Käsemann reduces this lesson to its common denominator:
“I unlearned the spiritualization of the Beatitudes of the Sermon on the Mount. They promise that the kingdom of God—whose inbreaking on earth brings with it signs and wonders, healing and liberation from possession—will not only rescue earth from our egoism, sluggishness of heart, and hypocrisy but also from the tyranny of the powers enslaving it, taking each of us into its service and supplying the gifts needed for it.” 1
The Gospel does not have something to say to politics; it is a political reality, as Käsemann continues:
“If the heart of the gospel (already contained in the first commandment) is concretized in the New Testament to signify that Christ is for us the true Lord of the world, then the gospel will not occur without political judgments in proclamation.

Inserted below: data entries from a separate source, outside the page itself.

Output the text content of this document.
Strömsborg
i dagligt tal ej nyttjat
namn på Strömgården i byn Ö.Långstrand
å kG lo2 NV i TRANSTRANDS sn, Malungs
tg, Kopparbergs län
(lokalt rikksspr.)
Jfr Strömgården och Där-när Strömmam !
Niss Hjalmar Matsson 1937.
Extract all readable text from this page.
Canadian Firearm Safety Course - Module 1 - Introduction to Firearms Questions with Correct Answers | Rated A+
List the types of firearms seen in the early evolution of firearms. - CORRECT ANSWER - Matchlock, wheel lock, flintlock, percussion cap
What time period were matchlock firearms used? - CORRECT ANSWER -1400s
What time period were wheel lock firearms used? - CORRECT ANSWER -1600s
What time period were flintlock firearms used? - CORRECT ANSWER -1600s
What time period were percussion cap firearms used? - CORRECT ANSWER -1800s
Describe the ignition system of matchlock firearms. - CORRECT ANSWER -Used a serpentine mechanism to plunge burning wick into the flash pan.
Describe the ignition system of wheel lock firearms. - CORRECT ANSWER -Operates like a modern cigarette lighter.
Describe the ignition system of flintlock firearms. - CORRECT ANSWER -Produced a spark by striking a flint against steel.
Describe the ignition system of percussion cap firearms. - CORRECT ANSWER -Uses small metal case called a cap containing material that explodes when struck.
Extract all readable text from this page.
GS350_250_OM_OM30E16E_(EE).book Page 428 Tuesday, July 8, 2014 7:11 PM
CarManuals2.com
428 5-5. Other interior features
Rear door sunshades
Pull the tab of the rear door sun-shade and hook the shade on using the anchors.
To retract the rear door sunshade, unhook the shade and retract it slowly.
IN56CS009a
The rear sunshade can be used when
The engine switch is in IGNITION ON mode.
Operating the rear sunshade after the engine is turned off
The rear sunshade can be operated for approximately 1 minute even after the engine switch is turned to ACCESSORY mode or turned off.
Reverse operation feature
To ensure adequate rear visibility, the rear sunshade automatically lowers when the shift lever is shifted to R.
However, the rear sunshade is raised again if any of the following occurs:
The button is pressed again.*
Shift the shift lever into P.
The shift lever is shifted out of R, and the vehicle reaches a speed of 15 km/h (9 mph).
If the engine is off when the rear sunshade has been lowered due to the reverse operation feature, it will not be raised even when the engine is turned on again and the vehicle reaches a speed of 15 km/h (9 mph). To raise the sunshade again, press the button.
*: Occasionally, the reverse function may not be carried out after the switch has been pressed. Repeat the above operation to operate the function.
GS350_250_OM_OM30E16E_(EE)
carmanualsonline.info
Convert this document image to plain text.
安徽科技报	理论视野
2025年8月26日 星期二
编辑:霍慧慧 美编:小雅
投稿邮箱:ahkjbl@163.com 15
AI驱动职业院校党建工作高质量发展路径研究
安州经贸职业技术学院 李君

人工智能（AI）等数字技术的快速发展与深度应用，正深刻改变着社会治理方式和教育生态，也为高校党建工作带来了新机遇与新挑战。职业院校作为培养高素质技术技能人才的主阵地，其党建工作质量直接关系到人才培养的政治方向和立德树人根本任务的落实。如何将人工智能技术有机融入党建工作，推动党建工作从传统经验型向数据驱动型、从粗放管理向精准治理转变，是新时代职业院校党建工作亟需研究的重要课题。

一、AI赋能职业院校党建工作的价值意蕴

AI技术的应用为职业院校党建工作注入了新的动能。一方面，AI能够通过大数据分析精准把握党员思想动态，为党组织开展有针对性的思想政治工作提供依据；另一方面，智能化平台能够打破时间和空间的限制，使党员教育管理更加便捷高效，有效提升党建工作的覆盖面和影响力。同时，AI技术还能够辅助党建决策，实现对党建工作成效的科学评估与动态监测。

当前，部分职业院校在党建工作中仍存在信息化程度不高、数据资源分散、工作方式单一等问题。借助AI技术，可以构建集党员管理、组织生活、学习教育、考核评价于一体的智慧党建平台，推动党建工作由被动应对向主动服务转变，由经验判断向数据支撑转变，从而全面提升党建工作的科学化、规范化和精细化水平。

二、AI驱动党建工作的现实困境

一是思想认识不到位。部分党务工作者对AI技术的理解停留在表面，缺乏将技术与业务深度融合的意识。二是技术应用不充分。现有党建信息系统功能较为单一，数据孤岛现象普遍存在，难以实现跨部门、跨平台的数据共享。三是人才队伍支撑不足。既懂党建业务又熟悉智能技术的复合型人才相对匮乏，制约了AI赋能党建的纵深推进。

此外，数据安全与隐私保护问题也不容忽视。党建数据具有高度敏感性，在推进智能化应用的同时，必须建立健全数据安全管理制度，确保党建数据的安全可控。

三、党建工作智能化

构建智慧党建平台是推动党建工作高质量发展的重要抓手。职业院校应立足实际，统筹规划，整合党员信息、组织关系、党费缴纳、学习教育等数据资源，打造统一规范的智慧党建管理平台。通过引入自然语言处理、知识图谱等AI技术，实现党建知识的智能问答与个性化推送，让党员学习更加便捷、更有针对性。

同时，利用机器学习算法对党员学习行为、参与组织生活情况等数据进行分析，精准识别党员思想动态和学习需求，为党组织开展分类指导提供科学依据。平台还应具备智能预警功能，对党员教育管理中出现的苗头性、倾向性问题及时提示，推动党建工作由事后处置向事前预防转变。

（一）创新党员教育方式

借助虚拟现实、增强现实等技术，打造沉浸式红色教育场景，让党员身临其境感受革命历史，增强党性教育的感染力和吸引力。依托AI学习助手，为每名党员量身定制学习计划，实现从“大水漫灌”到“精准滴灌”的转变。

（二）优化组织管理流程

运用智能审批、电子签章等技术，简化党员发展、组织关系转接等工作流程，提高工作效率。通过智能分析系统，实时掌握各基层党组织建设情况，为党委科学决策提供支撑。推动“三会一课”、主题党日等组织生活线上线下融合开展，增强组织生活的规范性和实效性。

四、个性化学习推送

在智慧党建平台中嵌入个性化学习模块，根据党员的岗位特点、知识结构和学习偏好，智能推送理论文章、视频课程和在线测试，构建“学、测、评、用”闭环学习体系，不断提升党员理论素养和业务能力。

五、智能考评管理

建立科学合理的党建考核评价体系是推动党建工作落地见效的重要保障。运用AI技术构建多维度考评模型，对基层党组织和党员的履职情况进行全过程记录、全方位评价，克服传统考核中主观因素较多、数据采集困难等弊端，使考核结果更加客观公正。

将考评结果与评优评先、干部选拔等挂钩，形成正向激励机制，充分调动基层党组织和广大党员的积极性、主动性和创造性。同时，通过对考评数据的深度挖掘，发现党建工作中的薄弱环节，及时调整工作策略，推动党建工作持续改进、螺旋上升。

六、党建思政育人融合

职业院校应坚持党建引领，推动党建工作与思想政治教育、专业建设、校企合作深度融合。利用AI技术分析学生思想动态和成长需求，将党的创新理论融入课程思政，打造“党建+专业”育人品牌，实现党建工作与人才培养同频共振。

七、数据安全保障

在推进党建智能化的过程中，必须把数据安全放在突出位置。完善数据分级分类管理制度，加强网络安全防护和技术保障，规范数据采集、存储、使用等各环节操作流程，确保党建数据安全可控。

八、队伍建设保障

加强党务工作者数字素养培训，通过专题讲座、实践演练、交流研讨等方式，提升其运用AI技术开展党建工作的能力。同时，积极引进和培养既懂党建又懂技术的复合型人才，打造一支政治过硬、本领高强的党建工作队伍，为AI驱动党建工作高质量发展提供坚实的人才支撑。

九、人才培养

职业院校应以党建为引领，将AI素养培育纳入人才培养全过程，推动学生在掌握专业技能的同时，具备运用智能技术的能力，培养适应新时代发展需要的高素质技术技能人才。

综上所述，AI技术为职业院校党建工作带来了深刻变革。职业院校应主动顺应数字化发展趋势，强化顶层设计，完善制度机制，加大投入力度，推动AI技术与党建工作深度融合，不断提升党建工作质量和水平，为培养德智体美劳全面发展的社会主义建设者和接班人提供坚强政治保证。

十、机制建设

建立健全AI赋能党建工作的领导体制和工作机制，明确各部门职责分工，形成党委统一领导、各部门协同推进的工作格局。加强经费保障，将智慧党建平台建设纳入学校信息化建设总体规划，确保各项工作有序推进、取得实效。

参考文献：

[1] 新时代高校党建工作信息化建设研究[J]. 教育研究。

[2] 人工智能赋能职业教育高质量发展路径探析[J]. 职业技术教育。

Christ’s lordship is over body and soul, heart and head, over disciples and demons—in this world and in the world to come—and is also a political fact. For the earth is always claimed by idols, whom only naïveté can call invisible.” 2
The apocalyptic emphasis of Käsemann’s theology—which today has become a popular buzzword among theologians—is incomplete without its corresponding political radicalness. Siggelkow aptly dubbs this an “apocalyptic theology of liberation” (x), and notes how today’s apocalyptic theology “has often missed the concrete political dimension of Käsemann’s theology” (xviii). This volume goes a long way in recapturing the political dimension of apocalyptic thought.
Conclusion: This collection of essays is valuable and timely. The need for the Church today to “unlearn the spiritualization of the Beatitudes”—together with a new theology that is no longer determined by the concerns of the “white man”—is especially dire. Käsemann’s combination of scholarship and passionate concern is a powerful example of a theologian who is not content speculating about the clouds above while many suffer here on the earth below. A gospel that has nothing to say to the tyranny of the powers that be, the oppression and abuse of the poor and weak, is not the same gospel Christ proclaimed.